Reversionary Beneficiary

Allocated Pensions - Reversionary Pension could save Tax for surviving spouse

Many people are under the impression that their will deals with all of their assets after death.  Not so generally with respect to people’s superannuation.

The payment of the balance of your superannuation fund, after your death, will generally be to a dependant beneficiary, such as your spouse or a dependant child.  However if no nomination has been made, the decision about where to pay benefits could rest with the trustee of the super fund.  It may be beneficial to pay your superannuation benefit as a pension rather than a lump sum.  To facilitate this your fund may allow you to nominate what is known as a “reversionary beneficiary”. The nomination of a reversionary beneficiary allows for the continuation of your pension upon your death, locking in some important potential benefits.

The rules of the fund (trust deed for Self Managed Super Funds must allow you to nominate a reversionary at the time you begin the original allocated pension, this is an important aspect for trustees of Self Managed Super Funds to check.
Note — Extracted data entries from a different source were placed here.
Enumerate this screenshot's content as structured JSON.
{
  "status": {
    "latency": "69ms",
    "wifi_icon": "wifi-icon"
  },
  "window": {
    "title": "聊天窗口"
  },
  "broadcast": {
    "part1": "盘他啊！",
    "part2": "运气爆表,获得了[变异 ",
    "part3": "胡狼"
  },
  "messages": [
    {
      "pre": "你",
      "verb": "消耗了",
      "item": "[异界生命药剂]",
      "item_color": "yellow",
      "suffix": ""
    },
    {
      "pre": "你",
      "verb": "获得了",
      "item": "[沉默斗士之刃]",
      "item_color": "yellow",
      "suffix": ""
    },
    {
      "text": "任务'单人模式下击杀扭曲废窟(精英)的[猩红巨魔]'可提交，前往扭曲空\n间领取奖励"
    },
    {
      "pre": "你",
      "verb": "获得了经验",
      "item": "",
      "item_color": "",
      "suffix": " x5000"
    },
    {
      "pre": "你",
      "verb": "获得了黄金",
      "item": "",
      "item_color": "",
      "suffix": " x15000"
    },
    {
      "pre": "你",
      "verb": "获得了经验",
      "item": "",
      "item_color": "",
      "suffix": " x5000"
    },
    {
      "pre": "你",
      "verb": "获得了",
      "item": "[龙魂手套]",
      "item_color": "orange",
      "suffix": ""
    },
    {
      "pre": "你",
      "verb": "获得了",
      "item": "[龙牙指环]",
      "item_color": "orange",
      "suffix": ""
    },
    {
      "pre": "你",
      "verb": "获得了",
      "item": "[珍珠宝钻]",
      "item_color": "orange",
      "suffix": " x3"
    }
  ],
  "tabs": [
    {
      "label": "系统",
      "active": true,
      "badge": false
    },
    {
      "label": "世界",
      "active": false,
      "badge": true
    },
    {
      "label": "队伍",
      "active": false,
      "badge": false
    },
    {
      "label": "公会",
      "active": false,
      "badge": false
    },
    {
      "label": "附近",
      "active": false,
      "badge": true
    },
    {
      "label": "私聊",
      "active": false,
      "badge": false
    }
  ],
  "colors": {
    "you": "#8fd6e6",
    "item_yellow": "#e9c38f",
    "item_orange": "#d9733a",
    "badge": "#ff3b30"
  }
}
Some advantages of nominating a reversionary beneficiary.

Continuity of Tax Treatment - If the primary beneficiary was 60 or older at the time of death, then payments to the reversionary beneficiary will be tax exempt regardless of the age of the beneficiary. This is also the case if the reversionary beneficiary is also 60 or older but the member died before reaching 60.

John is 62 years old and has commenced an allocated pension with his wife Mary aged 57 as his reversionary beneficiary. If John dies Mary would continue to receive his pension payment of $30,000 per year tax free even though she is only 57 years old.

This benefit can be particularly important if Mary has another source of taxable income in her own right where she has already used up her tax free and low tax threshold.

Your benefit is paid according to your wishes. Where a valid reversionary nomination is made, the trustee of the superannuation fund is bound to continue paying the pension to your nominated reversionary upon your death. This takes away the risk that the superannuation fund trustee may pay part or all of your benefit to someone other than whom you desired.

This risk can arise when people have multiple spouses (although not at the same time) and children from different relationships.  Sometimes in these situations having assets bypass the estate can reduce the risk of an estate being contested resulting in hefty legal bills.

There can clearly be benefits in establishing a “Reversionary Beneficiary” for investors with allocated pensions, however these nominations can only be made at the time of establishment. For those with pre-existing allocated pensions, they could simply rollover their fund to a new fund provider and nominate a reversionary beneficiary at that time, but this needs to be considered against any adverse effects on Centrelink entitlements.